Autosomal Disorder Pedigree Analysis
Autosomal disorders are genetic conditions that are inherited through the autosomes, which are the non-sex chromosomes (chromosomes 1-22 in humans).
When analyzing pedigrees to determine the inheritance pattern of an autosomal disorder, several key rules and characteristics can help identify whether a disorder is autosomal dominant or autosomal recessive. Below is a guide to understanding and identifying these patterns in pedigree analysis.
Autosomal Dominant Disorder
Understanding with Example:
A parent with an autosomal dominant disorder (e.g., Huntington's disease) has a 50% chance of passing the mutated gene to each child.
Pedigree Indicators:
At least one affected parent.
Does not skip generations (vertical pattern).

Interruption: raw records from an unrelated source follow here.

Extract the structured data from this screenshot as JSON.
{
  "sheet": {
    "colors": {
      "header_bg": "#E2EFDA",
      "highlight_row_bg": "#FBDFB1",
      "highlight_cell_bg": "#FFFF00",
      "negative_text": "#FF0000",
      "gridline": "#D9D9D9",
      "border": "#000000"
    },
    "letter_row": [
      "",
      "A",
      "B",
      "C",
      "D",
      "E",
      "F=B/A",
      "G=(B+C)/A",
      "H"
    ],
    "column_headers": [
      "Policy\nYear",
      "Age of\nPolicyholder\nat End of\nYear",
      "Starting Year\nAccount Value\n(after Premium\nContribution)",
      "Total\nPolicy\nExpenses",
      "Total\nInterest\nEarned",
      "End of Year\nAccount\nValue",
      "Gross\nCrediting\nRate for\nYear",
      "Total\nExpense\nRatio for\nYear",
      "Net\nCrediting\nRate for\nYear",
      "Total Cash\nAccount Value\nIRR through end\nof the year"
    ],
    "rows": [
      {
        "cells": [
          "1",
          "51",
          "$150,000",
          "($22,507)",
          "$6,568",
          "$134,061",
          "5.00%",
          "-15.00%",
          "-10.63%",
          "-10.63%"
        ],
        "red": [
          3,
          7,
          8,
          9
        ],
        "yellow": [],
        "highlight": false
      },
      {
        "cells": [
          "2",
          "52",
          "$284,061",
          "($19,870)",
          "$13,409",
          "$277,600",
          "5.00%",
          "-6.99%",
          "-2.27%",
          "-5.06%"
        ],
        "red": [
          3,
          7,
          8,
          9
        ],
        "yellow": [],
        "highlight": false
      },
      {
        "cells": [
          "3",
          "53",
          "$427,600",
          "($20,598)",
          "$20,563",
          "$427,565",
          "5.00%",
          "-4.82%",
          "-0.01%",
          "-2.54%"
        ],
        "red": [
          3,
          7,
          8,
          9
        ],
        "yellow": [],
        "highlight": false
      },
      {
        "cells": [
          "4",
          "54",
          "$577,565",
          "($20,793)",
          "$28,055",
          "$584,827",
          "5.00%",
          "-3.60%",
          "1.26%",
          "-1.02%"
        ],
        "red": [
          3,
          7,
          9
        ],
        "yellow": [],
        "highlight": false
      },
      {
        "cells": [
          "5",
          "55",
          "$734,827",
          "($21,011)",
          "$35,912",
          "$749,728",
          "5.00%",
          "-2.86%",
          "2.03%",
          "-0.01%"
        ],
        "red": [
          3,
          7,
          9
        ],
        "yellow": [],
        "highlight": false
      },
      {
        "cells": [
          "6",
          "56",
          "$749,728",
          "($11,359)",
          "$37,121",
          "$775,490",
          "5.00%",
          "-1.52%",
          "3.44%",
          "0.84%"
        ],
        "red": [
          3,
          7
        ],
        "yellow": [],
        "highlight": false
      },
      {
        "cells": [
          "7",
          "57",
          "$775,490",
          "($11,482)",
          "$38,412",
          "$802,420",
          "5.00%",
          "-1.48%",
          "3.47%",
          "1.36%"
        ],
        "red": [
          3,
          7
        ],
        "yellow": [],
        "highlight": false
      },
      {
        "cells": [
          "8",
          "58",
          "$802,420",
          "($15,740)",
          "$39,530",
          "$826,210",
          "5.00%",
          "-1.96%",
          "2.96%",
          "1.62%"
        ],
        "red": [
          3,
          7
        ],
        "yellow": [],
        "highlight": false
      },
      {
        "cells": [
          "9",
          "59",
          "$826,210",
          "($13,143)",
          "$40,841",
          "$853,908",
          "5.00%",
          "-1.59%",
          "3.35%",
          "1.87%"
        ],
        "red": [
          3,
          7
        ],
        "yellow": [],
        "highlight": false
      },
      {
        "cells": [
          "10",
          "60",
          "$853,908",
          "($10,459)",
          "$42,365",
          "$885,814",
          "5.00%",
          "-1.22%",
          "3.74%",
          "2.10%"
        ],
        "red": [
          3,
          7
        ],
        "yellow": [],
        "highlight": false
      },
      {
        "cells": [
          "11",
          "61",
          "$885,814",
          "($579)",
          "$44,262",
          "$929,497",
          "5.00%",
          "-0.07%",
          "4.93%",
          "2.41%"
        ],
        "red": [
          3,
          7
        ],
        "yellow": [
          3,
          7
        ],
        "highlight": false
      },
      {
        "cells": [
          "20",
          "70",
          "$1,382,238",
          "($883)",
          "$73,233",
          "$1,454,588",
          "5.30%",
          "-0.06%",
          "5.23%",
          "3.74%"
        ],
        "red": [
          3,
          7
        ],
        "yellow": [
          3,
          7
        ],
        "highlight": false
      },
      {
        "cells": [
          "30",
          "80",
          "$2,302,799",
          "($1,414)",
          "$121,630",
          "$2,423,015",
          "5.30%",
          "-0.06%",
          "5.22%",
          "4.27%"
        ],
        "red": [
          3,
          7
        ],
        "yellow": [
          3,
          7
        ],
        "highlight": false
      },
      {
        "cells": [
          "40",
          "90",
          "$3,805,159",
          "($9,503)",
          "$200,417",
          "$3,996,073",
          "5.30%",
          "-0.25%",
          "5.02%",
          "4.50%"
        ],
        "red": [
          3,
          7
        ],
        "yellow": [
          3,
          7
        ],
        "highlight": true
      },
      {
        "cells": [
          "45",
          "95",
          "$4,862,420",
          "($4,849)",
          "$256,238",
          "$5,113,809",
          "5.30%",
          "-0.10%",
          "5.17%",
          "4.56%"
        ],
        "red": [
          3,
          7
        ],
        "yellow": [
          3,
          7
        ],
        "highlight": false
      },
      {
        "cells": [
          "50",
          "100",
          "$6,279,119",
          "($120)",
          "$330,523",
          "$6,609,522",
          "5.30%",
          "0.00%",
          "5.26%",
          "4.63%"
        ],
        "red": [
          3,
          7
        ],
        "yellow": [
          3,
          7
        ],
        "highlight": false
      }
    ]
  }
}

Roughly equal numbers of affected males and females.
Characteristics:
Inheritance from Either Parent: The disorder can be inherited from either the mother or the father.

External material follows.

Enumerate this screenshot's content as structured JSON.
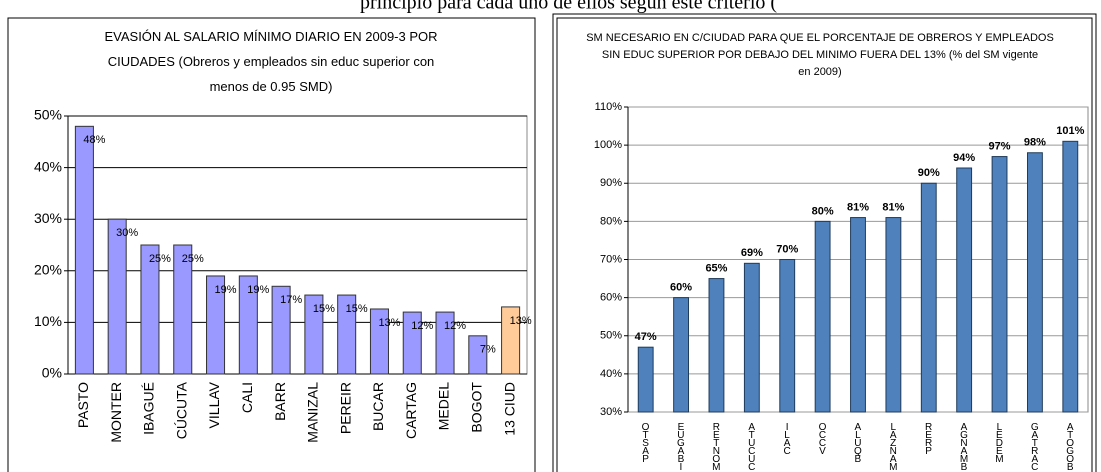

Every Generation: The disorder usually appears in every generation. An affected individual has at least one affected parent.
Both Genders Equally Affected: Males and females are equally likely to be affected.
No Carriers: There are no carriers; if an individual has the allele, they express the disorder.
50% Probability: An affected individual has a 50% chance of passing the disorder to their offspring, regardless of the partner's genotype.
Autosomal Recessive Disorder
Understanding with Example:
Two carriers of an autosomal recessive disorder (e.g., cystic fibrosis) have a 25% chance of having an affected child.
Pedigree Indicators:
May skip generations (horizontal pattern).
Affected individuals often have unaffected parents who are carriers.
Affected individuals may have affected siblings but unaffected parents.
Characteristics:
Both Parents as Carriers: The disorder is often seen when both parents are carriers (heterozygous).
Skipping Generations: The disorder may skip generations, appearing only when two carriers have children.
Both Genders Equally Affected: Males and females are equally likely to be affected.
Carriers Present: Individuals who carry one copy of the mutated gene do not exhibit symptoms.
25% Probability: Two carrier parents have a 25% chance of having an affected child, a 50% chance of having a carrier child, and a 25% chance of having a non-carrier child.